Les textes étaient accompagnés de vidéos, toutes en ligne sur le site : http://enlacezapatista.ezln.org.mx/

Ces textes sont destinés à nous interpeller, tout comme l’était la « Sexta ».

Bonne lecture !

Rappel : la Sixième Déclaration de la Forêt Lacandone

En 2005, 20 ans après la naissance de l’EZLN, et 10 ans après le soulèvement en armes, les zapatistes ont appelé largement à signer leur Sixième Déclaration de la Forêt Lacandone. Ce texte présente leur analyse de la situation actuelle : « nous disons que la globalisation néolibérale est une guerre de conquête du monde, une guerre mondiale, une guerre que fait le capitalisme pour dominer mondialement. (…) le capitalisme de la globalisation néolibérale se fonde sur l’exploitation, le pillage, le mépris et la répression contre ceux qui ne se laissent pas faire. C’est-à-dire comme avant, mais maintenant globalisé, mondial. »
« Mais ce n’est pas si facile pour la globalisation néolibérale, parce que les exploités de chaque pays ne se laissent pas faire et ne se résignent pas, mais se rebellent ; (…) comme il y a une globalisation néolibérale, il y a une globalisation de la rébellion. (…) nous voyons que dans notre pays, il y a beaucoup de gens qui ne se laissent pas faire, qui ne se rendent pas, qui ne se vendent pas. Autrement dit, des gens dignes. »
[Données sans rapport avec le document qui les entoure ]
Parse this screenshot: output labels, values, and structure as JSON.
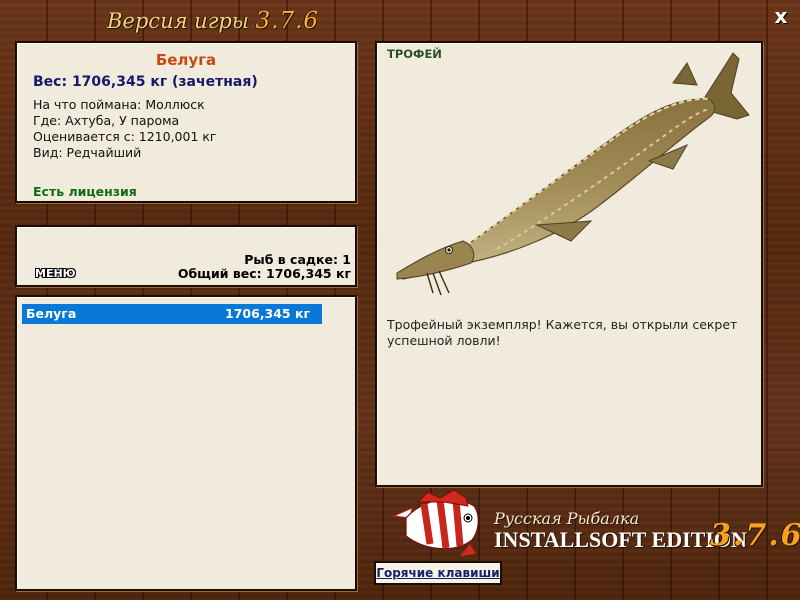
{
  "window": {
    "title_prefix": "Версия игры",
    "title_version": "3.7.6",
    "close_label": "x"
  },
  "catch": {
    "name": "Белуга",
    "weight_line": "Вес: 1706,345 кг (зачетная)",
    "bait_line": "На что поймана: Моллюск",
    "place_line": "Где: Ахтуба, У парома",
    "value_line": "Оценивается с: 1210,001 кг",
    "kind_line": "Вид: Редчайший",
    "license": "Есть лицензия"
  },
  "cage": {
    "menu_label": "МЕНЮ",
    "count_line": "Рыб в садке: 1",
    "total_line": "Общий вес: 1706,345 кг",
    "items": [
      {
        "name": "Белуга",
        "weight": "1706,345 кг"
      }
    ]
  },
  "preview": {
    "trophy_label": "ТРОФЕЙ",
    "description": "Трофейный экземпляр! Кажется, вы открыли секрет успешной ловли!"
  },
  "branding": {
    "line1": "Русская Рыбалка",
    "line2": "INSTALLSOFT EDITION",
    "version": "3.7.6"
  },
  "footer": {
    "hotkeys_label": "Горячие клавиши"
  },
  "colors": {
    "wood": "#5a2d14",
    "panel": "#f0ebdc",
    "selection": "#0a78d7",
    "fish_name": "#c44a12",
    "weight": "#15196b",
    "license": "#0f6b12",
    "title_gold": "#f2d782",
    "version_orange": "#f6a21e"
  }
}
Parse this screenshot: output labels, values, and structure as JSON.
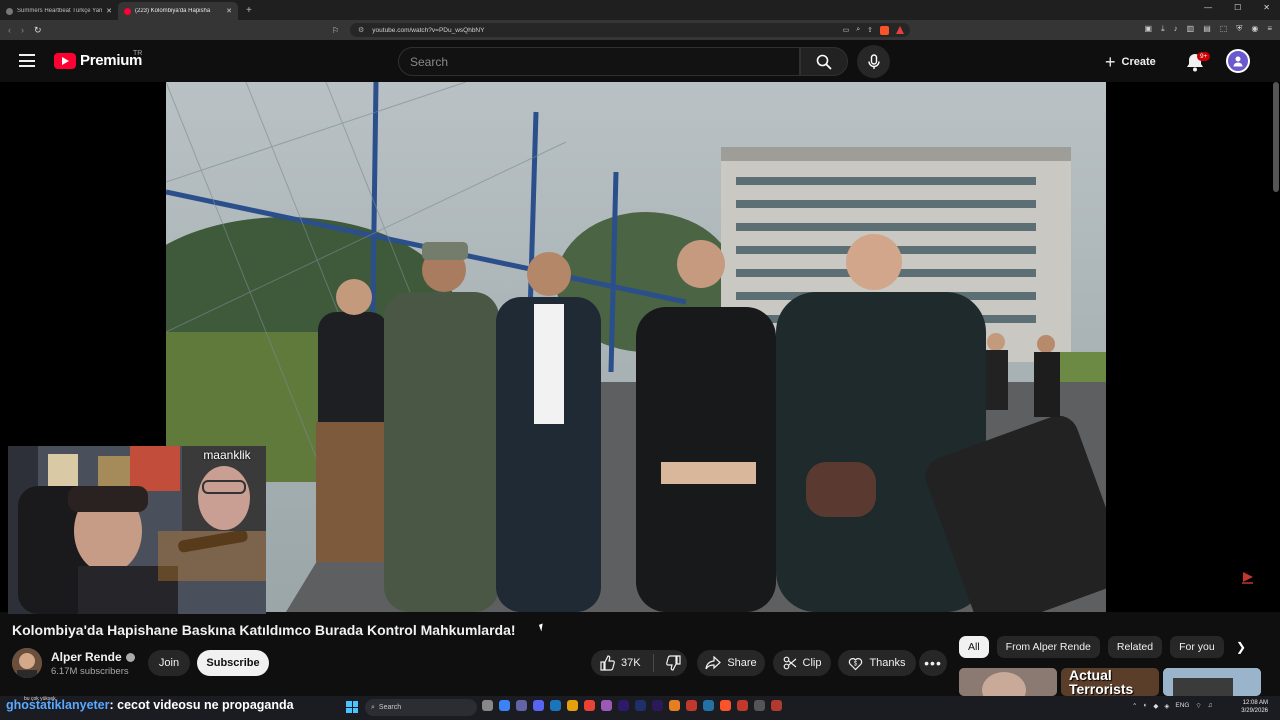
{
  "browser": {
    "tabs": [
      {
        "title": "Summers Heartbeat Türkçe Yama | C",
        "active": false
      },
      {
        "title": "(223) Kolombiya'da Hapisha",
        "active": true
      }
    ],
    "url": "youtube.com/watch?v=PDu_wsQhbNY"
  },
  "youtube": {
    "logo_text": "Premium",
    "country_code": "TR",
    "search_placeholder": "Search",
    "create_label": "Create",
    "notification_badge": "9+"
  },
  "webcam": {
    "overlay_label": "maanklik"
  },
  "video": {
    "title": "Kolombiya'da Hapishane Baskına Katıldımco Burada Kontrol Mahkumlarda!",
    "channel_name": "Alper Rende",
    "subscribers": "6.17M subscribers",
    "join_label": "Join",
    "subscribe_label": "Subscribe",
    "likes": "37K",
    "share_label": "Share",
    "clip_label": "Clip",
    "thanks_label": "Thanks",
    "more_label": "•••"
  },
  "sidebar": {
    "chips": [
      "All",
      "From Alper Rende",
      "Related",
      "For you"
    ],
    "thumb_text": "Actual Terrorists"
  },
  "overlay": {
    "ticker_user": "ghostatiklanyeter",
    "ticker_text": ": cecot videosu ne propaganda",
    "ticker_small": "bu çok yüksek"
  },
  "taskbar": {
    "search_placeholder": "Search",
    "lang": "ENG",
    "time": "12:08 AM",
    "date": "3/29/2026"
  },
  "colors": {
    "brand_red": "#ff0033",
    "background": "#0f0f0f",
    "chip_active": "#f1f1f1",
    "link_blue": "#5aa9ff"
  }
}
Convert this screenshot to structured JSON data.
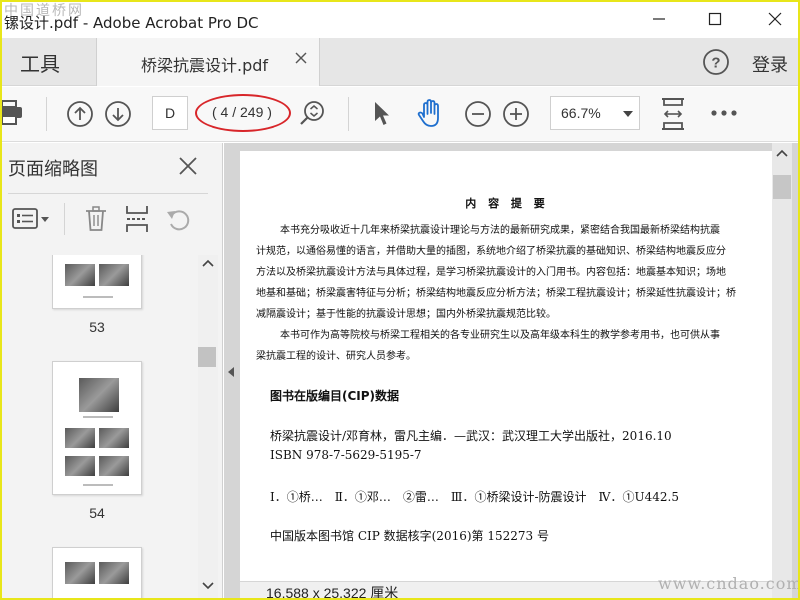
{
  "window": {
    "title": "镙设计.pdf - Adobe Acrobat Pro DC",
    "watermark_top": "中国道桥网",
    "watermark_bottom": "www.cndao.com"
  },
  "tabs": {
    "tools_label": "工具",
    "document_label": "桥梁抗震设计.pdf",
    "login_label": "登录"
  },
  "toolbar": {
    "page_input_value": "D",
    "page_count": "( 4 / 249 )",
    "zoom_value": "66.7%"
  },
  "sidebar": {
    "title": "页面缩略图",
    "thumbnails": [
      {
        "page": "53"
      },
      {
        "page": "54"
      },
      {
        "page": ""
      }
    ]
  },
  "document": {
    "heading": "内 容 提 要",
    "paragraph1": [
      "本书充分吸收近十几年来桥梁抗震设计理论与方法的最新研究成果，紧密结合我国最新桥梁结构抗震",
      "计规范，以通俗易懂的语言，并借助大量的插图，系统地介绍了桥梁抗震的基础知识、桥梁结构地震反应分",
      "方法以及桥梁抗震设计方法与具体过程，是学习桥梁抗震设计的入门用书。内容包括：地震基本知识；场地",
      "地基和基础；桥梁震害特征与分析；桥梁结构地震反应分析方法；桥梁工程抗震设计；桥梁延性抗震设计；桥",
      "减隔震设计；基于性能的抗震设计思想；国内外桥梁抗震规范比较。"
    ],
    "paragraph2": [
      "本书可作为高等院校与桥梁工程相关的各专业研究生以及高年级本科生的教学参考用书，也可供从事",
      "梁抗震工程的设计、研究人员参考。"
    ],
    "cip_heading": "图书在版编目(CIP)数据",
    "cip_lines": [
      "桥梁抗震设计/邓育林，雷凡主编．—武汉：武汉理工大学出版社，2016.10",
      "ISBN 978-7-5629-5195-7",
      "Ⅰ．①桥…　Ⅱ．①邓…　②雷…　Ⅲ．①桥梁设计-防震设计　Ⅳ．①U442.5",
      "中国版本图书馆 CIP 数据核字(2016)第 152273 号"
    ]
  },
  "status": {
    "page_size": "16.588 x 25.322 厘米"
  }
}
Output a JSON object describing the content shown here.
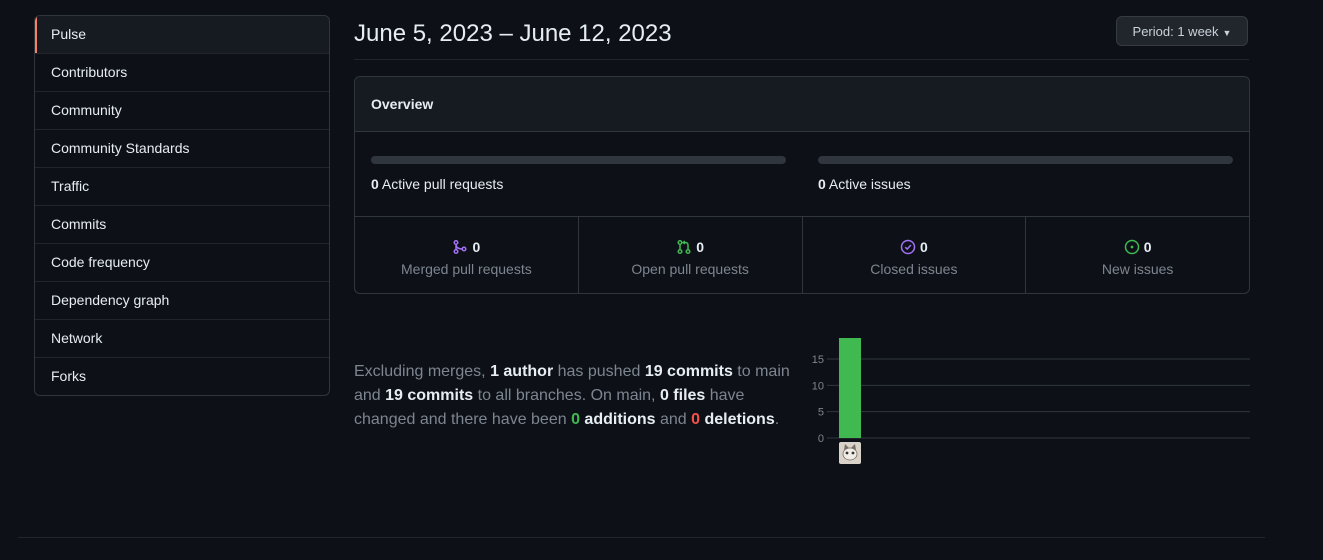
{
  "sidebar": {
    "items": [
      {
        "label": "Pulse",
        "selected": true
      },
      {
        "label": "Contributors"
      },
      {
        "label": "Community"
      },
      {
        "label": "Community Standards"
      },
      {
        "label": "Traffic"
      },
      {
        "label": "Commits"
      },
      {
        "label": "Code frequency"
      },
      {
        "label": "Dependency graph"
      },
      {
        "label": "Network"
      },
      {
        "label": "Forks"
      }
    ]
  },
  "header": {
    "date_range": "June 5, 2023 – June 12, 2023",
    "period_label": "Period: 1 week"
  },
  "overview": {
    "title": "Overview",
    "active_prs": {
      "count": "0",
      "label": "Active pull requests",
      "fraction": 0
    },
    "active_issues": {
      "count": "0",
      "label": "Active issues",
      "fraction": 0
    },
    "stats": [
      {
        "count": "0",
        "label": "Merged pull requests",
        "icon": "merged-pr-icon",
        "color": "#a371f7"
      },
      {
        "count": "0",
        "label": "Open pull requests",
        "icon": "open-pr-icon",
        "color": "#3fb950"
      },
      {
        "count": "0",
        "label": "Closed issues",
        "icon": "closed-issue-icon",
        "color": "#a371f7"
      },
      {
        "count": "0",
        "label": "New issues",
        "icon": "new-issue-icon",
        "color": "#3fb950"
      }
    ]
  },
  "summary": {
    "p1": "Excluding merges, ",
    "authors": "1 author",
    "p2": " has pushed ",
    "commits_main": "19 commits",
    "p3": " to main and ",
    "commits_all": "19 commits",
    "p4": " to all branches. On main, ",
    "files": "0 files",
    "p5": " have changed and there have been ",
    "additions_count": "0",
    "additions_word": " additions",
    "p6": " and ",
    "deletions_count": "0",
    "deletions_word": " deletions",
    "p7": "."
  },
  "chart_data": {
    "type": "bar",
    "categories": [
      "author-1"
    ],
    "values": [
      19
    ],
    "ylim": [
      0,
      19
    ],
    "yticks": [
      0,
      5,
      10,
      15
    ],
    "grid": true,
    "bar_color": "#3fb950"
  }
}
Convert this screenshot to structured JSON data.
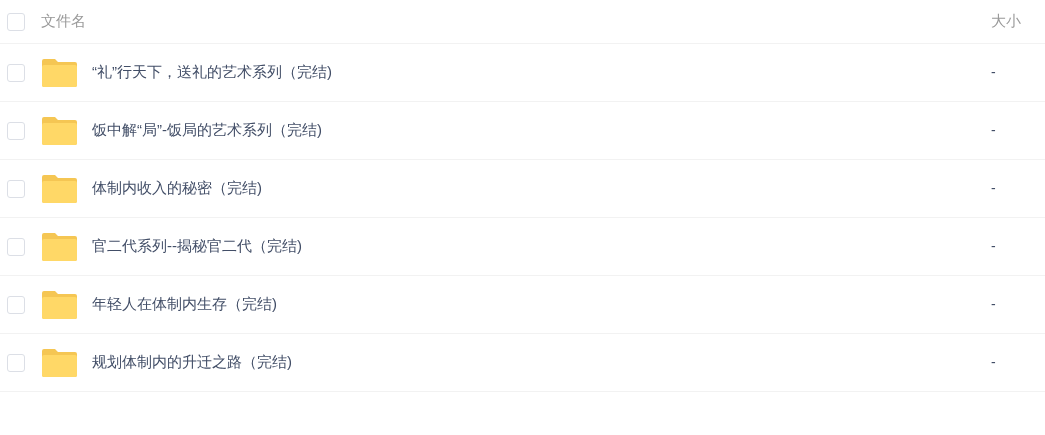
{
  "header": {
    "checked": false,
    "columns": [
      "文件名",
      "大小"
    ]
  },
  "rows": [
    {
      "checked": false,
      "name": "“礼”行天下，送礼的艺术系列（完结)",
      "size": "-"
    },
    {
      "checked": false,
      "name": "饭中解“局”-饭局的艺术系列（完结)",
      "size": "-"
    },
    {
      "checked": false,
      "name": "体制内收入的秘密（完结)",
      "size": "-"
    },
    {
      "checked": false,
      "name": "官二代系列--揭秘官二代（完结)",
      "size": "-"
    },
    {
      "checked": false,
      "name": "年轻人在体制内生存（完结)",
      "size": "-"
    },
    {
      "checked": false,
      "name": "规划体制内的升迁之路（完结)",
      "size": "-"
    }
  ]
}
Il s’agit d’une déclaration qui s’adresse aussi à nous, syndicats de transformation sociale. Cette déclaration affirme notamment : « Dans le monde, nous allons davantage fraterniser avec les luttes de résistance contre le néolibéralisme et pour l’humanité. Et nous allons soutenir, bien que ce soit peu de chose, ces luttes. Et nous allons, dans le respect mutuel, échanger nos expériences, histoires, idées, rêves. Nous avançons vers la démocratie, la liberté et la justice pour ceux à qui elles sont niées. Nous avançons avec une autre politique, pour un programme de gauche et pour une nouvelle constitution. »

L’appel de cette Déclaration résonne ici et là-bas et doit nous interpeller : « Nous demandons aux hommes et aux femmes qui ont une bonne pensée dans leur cœur, qui sont d’accord avec notre parole et qui n’ont pas peur, ou qui ont peur mais qui se contrôlent, qu’ils déclarent publiquement s’ils sont d’accord avec cette idée que nous déclarons et nous allons ainsi voir tout de suite avec qui et comment et où et quand va se faire ce nouveau pas dans la lutte. »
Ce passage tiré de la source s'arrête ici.